Wheather US President Donald Trump is winning or North Korea's Supreme Leader, Kim Jong-un, is a matter of debate because the final deal has yet to be clinched. But one thing is sure, Donald’s way of doing things has got him much more of a payoff than his predecessors have managed.
So, the obvious follow-up question is: Are the Trump tactics working successfully on China as well? Has his strategy of hitting China with a massive dose of tariffs succeeded in bringing Beijing to heel?
Beijing now faces tariffs on $150 billion worth of products, though it has announced counter-duties, there are limits to what it can do for the simple reason that it imports far less from the US than it exports. US exports to China are just $130 billion while the US imports $506 billion worth of goods.
China needs US?
The answer there is more complicated. Many wonder whether China is playing the Americans, as it has done for the past four decades. But there are compelling reasons for China to meet the American demands of opening up its economy and these are actually overwhelmingly domestic.
China’s financial sector is in a bad shape. Earlier this year in January, the head of the China Banking Regulatory Commission Guo Shuqing pointed out that banking assets comprised 80 per cent of China’s total financial assets and so there was need to lower their risk.
In the past year, the regulators had focused on interbank business, wealth management products and off-balance sheet activity. To stave off the risks, the government has been taking stringent measures to regulate banking, securities and insurance industries, levying heavy fines on those charged with wrong-doing.
Guo, who is now the head of a combined Banking and Insurance Regulatory Commission, as well as the Secretary of the Communist Party within the People’s Bank of China, warned of the dangers, both obvious and hidden, in the coming period.
One of the big priorities of President Xi Jinping's government is the need to clean up the financial sector and ensure that it will not implode, taking the Chinese economy along with it.
But financial risks are just one aspect of the situation, China’s economy is also slowing down over the years, resulting in rising fiscal deficits and lower employment in the manufacturing industries. In 2017, China’s fiscal deficit — the difference between government revenue and expenditure — reached some $478 billion.
Jobs on a decline
Further, there has been a withdrawal of foreign investments, fed up with the manner in which the playing field is tilted against them in the country. Employment has been generally declining in the manufacturing sector, but the decline has been most marked in foreign investment industries.
In the recent period, China’s exports have been declining and it is actually becoming more dependent on exporting to the US. The bulk of its foreign trade surplus comes from the US and in the past decade, the US accounted for over 50 per cent of its exports.
Xi promised action
So, speaking at the Boao Forum earlier this month, Xi declared that China will not only ensure that its door will not close “but will only open wider.” He has promised action this year itself to open the financial sector, something that was hinted at last October around the time of Trump’s visit to China.
He has promised reform in the automotive sector which is the cause of considerable heartburn among foreign auto-makers. China will also boost its imports all around this year itself.

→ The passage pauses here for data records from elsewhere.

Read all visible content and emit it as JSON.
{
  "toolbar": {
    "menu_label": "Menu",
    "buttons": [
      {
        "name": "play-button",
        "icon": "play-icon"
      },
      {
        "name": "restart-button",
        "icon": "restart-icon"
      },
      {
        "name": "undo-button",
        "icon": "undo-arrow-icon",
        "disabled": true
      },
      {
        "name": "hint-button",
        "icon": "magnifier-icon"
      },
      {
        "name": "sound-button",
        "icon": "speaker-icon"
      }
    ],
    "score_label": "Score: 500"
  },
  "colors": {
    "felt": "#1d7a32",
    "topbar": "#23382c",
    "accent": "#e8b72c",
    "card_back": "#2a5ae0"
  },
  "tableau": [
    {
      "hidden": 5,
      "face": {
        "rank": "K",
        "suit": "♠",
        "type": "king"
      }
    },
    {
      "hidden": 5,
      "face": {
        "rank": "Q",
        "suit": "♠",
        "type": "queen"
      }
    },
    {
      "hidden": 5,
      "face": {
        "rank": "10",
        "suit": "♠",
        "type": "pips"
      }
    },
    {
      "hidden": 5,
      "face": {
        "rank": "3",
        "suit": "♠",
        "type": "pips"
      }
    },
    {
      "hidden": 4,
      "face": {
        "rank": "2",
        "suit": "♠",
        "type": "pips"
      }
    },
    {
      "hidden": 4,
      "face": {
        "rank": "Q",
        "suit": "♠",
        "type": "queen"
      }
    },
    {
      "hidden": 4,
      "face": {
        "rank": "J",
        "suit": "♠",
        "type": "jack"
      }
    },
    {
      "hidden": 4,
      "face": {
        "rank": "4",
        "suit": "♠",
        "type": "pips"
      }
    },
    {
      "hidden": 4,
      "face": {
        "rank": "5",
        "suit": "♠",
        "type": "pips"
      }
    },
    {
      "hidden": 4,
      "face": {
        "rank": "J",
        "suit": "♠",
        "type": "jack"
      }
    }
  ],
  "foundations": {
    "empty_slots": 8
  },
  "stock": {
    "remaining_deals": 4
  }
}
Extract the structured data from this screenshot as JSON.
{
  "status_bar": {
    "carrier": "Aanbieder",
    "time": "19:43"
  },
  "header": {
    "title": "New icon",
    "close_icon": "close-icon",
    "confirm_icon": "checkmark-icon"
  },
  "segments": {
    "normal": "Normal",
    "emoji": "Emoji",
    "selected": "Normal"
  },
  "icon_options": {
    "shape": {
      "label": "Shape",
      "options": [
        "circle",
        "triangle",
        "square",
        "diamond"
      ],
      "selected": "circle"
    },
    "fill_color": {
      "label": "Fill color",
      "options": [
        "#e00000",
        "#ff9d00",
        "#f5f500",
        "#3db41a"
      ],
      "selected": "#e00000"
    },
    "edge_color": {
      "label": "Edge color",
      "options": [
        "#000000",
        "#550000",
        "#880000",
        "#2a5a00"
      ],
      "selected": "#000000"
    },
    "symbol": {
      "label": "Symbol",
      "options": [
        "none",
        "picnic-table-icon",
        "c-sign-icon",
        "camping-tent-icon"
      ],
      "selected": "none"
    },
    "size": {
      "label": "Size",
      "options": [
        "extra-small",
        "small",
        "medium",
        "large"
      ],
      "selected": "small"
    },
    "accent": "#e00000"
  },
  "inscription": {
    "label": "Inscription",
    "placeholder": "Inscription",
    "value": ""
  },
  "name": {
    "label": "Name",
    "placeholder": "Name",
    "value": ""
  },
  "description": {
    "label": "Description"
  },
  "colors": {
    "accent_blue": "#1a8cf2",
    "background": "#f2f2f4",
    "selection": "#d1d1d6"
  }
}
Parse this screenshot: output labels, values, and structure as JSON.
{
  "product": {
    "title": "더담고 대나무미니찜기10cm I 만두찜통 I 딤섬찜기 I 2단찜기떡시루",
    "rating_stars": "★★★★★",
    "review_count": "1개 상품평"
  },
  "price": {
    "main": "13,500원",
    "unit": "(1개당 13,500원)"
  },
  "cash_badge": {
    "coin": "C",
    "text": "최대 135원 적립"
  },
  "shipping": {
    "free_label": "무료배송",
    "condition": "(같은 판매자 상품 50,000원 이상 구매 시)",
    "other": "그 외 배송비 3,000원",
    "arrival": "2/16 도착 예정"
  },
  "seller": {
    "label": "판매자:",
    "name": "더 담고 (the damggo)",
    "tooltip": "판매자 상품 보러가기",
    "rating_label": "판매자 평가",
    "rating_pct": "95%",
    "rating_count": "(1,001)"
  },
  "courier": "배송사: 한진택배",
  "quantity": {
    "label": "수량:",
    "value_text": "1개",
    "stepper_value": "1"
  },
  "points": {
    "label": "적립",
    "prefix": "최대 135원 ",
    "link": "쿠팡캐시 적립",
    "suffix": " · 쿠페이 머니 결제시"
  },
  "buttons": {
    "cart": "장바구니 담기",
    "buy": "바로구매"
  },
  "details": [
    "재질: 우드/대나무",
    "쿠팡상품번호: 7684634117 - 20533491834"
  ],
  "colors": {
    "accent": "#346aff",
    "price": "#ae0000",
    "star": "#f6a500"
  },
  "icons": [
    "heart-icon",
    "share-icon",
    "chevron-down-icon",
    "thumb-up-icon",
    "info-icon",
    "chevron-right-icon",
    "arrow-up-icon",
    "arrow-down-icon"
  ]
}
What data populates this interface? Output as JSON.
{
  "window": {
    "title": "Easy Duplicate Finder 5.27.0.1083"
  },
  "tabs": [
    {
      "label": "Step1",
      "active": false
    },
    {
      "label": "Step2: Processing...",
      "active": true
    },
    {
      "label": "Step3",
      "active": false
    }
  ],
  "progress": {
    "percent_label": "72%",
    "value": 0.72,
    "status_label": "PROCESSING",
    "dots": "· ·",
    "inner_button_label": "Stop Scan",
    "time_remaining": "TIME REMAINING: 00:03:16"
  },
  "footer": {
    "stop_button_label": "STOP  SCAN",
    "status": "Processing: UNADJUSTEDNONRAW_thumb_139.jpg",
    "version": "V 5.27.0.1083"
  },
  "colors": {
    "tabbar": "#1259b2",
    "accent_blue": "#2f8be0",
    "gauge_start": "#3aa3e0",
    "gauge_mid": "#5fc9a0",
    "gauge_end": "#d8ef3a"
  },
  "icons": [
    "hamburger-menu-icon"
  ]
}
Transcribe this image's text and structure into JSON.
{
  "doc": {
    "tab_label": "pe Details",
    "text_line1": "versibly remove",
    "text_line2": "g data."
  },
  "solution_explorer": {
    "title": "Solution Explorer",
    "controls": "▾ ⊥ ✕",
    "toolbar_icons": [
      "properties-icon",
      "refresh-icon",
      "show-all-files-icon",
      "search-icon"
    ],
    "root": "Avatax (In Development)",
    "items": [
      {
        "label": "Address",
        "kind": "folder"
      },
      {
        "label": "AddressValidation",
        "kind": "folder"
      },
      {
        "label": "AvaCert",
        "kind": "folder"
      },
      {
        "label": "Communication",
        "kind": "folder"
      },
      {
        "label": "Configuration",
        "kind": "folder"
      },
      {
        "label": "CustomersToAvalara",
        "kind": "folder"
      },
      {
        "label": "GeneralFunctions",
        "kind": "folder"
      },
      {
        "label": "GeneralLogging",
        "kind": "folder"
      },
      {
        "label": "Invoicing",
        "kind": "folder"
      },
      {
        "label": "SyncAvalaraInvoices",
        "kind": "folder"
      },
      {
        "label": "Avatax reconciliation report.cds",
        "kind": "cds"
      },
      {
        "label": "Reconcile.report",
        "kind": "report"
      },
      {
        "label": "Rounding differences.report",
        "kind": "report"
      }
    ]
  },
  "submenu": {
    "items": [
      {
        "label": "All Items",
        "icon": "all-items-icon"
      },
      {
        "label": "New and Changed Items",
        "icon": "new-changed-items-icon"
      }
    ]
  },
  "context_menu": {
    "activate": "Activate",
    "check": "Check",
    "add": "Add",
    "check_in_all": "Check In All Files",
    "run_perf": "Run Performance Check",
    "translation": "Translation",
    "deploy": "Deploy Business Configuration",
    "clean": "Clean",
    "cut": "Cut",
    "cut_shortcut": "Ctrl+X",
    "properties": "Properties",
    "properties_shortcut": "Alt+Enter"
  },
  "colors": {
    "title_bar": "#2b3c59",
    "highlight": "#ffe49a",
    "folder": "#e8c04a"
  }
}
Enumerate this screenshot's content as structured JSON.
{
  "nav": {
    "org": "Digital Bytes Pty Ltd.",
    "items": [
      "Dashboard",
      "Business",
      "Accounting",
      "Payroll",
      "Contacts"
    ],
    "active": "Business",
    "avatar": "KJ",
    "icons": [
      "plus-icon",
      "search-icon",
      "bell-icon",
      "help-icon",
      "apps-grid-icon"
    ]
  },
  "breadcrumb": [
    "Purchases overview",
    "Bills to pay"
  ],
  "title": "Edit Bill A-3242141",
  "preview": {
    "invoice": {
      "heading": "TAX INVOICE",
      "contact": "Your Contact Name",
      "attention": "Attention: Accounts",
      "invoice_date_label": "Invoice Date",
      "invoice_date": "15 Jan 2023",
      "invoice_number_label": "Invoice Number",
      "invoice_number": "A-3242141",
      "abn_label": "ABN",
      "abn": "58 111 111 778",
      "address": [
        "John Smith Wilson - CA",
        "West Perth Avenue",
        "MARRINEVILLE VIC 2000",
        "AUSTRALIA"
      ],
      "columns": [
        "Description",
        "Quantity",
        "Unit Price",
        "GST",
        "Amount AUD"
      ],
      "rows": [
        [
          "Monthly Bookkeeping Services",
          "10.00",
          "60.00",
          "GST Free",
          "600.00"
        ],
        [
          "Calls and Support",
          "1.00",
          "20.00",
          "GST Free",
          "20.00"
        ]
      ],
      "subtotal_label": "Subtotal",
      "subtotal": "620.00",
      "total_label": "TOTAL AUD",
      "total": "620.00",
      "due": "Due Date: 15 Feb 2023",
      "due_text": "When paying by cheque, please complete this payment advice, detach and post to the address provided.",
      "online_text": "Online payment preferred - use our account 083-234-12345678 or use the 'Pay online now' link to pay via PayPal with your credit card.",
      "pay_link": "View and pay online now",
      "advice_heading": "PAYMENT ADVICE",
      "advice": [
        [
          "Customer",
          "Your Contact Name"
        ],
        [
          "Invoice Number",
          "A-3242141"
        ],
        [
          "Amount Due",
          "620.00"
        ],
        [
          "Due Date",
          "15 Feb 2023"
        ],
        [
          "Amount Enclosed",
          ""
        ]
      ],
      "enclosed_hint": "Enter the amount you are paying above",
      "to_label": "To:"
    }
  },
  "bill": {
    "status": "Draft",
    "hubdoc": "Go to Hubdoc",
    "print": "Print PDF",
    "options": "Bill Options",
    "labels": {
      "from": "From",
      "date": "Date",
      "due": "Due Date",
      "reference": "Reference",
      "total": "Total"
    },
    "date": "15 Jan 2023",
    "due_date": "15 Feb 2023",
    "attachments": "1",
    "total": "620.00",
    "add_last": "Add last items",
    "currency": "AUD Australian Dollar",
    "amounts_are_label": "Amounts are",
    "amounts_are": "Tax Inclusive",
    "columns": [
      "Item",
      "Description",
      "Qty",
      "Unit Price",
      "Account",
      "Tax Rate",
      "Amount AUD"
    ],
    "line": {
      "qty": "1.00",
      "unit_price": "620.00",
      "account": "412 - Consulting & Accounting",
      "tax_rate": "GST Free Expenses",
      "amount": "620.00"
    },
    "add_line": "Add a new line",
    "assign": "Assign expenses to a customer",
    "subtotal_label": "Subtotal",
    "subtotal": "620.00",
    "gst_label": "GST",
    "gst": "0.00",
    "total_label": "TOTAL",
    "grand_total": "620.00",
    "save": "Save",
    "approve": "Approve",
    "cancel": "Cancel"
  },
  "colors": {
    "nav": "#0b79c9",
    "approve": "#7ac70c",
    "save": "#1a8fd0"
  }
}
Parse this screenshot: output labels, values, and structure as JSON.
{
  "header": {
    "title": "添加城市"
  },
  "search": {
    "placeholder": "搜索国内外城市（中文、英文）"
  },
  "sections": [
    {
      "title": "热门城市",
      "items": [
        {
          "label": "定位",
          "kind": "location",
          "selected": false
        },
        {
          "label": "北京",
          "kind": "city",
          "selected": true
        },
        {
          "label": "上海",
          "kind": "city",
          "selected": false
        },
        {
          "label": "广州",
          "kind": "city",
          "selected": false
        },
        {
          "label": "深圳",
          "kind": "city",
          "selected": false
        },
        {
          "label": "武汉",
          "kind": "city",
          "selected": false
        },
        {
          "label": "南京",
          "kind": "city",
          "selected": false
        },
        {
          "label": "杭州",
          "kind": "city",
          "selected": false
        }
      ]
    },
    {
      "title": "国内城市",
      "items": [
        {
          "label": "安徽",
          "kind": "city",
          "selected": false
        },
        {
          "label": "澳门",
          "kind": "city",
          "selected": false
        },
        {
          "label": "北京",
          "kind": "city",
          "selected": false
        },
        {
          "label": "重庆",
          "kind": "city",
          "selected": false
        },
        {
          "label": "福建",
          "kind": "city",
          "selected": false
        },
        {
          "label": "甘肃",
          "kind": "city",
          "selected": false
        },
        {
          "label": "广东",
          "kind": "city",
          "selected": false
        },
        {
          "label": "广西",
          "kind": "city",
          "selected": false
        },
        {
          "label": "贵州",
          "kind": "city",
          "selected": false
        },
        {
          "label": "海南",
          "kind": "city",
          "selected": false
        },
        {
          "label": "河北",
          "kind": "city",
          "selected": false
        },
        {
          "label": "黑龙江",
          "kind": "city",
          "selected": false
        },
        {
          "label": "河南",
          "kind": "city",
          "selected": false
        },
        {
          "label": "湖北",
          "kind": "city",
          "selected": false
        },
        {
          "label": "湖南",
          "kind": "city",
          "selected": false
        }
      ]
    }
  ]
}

Following the Boao Forum, China announced that the entire island of Hainan, roughly the size of Kerala, would become a free trade zone and welcomed foreign multinationals to establish their regional and global headquarters there.
Aware of that some of these economic challenges could emerge as dangerous risks, Xi has been pushing for economic reforms. In 2013, the 3rd Plenum of the Communist Party had called for markets playing the decisive role in the country’s economy. Plans were made to set up free trade zones and provide greater market access to trade partners.
However, Xi faced headwinds that prevented the reforms from being followed through, corrupt officials and vested interests blocked change.
This was a major reason that he pushed through measures that provided him the option of having a third term as the president of the country last year. Four years down the line, it's clear now that Xi has consolidated his authority and China is now set to move on his reform agenda.
Ironically, in this, the American pressure actually comes to his aid as he can now rally the country to take measures to deal with the so-called American threats.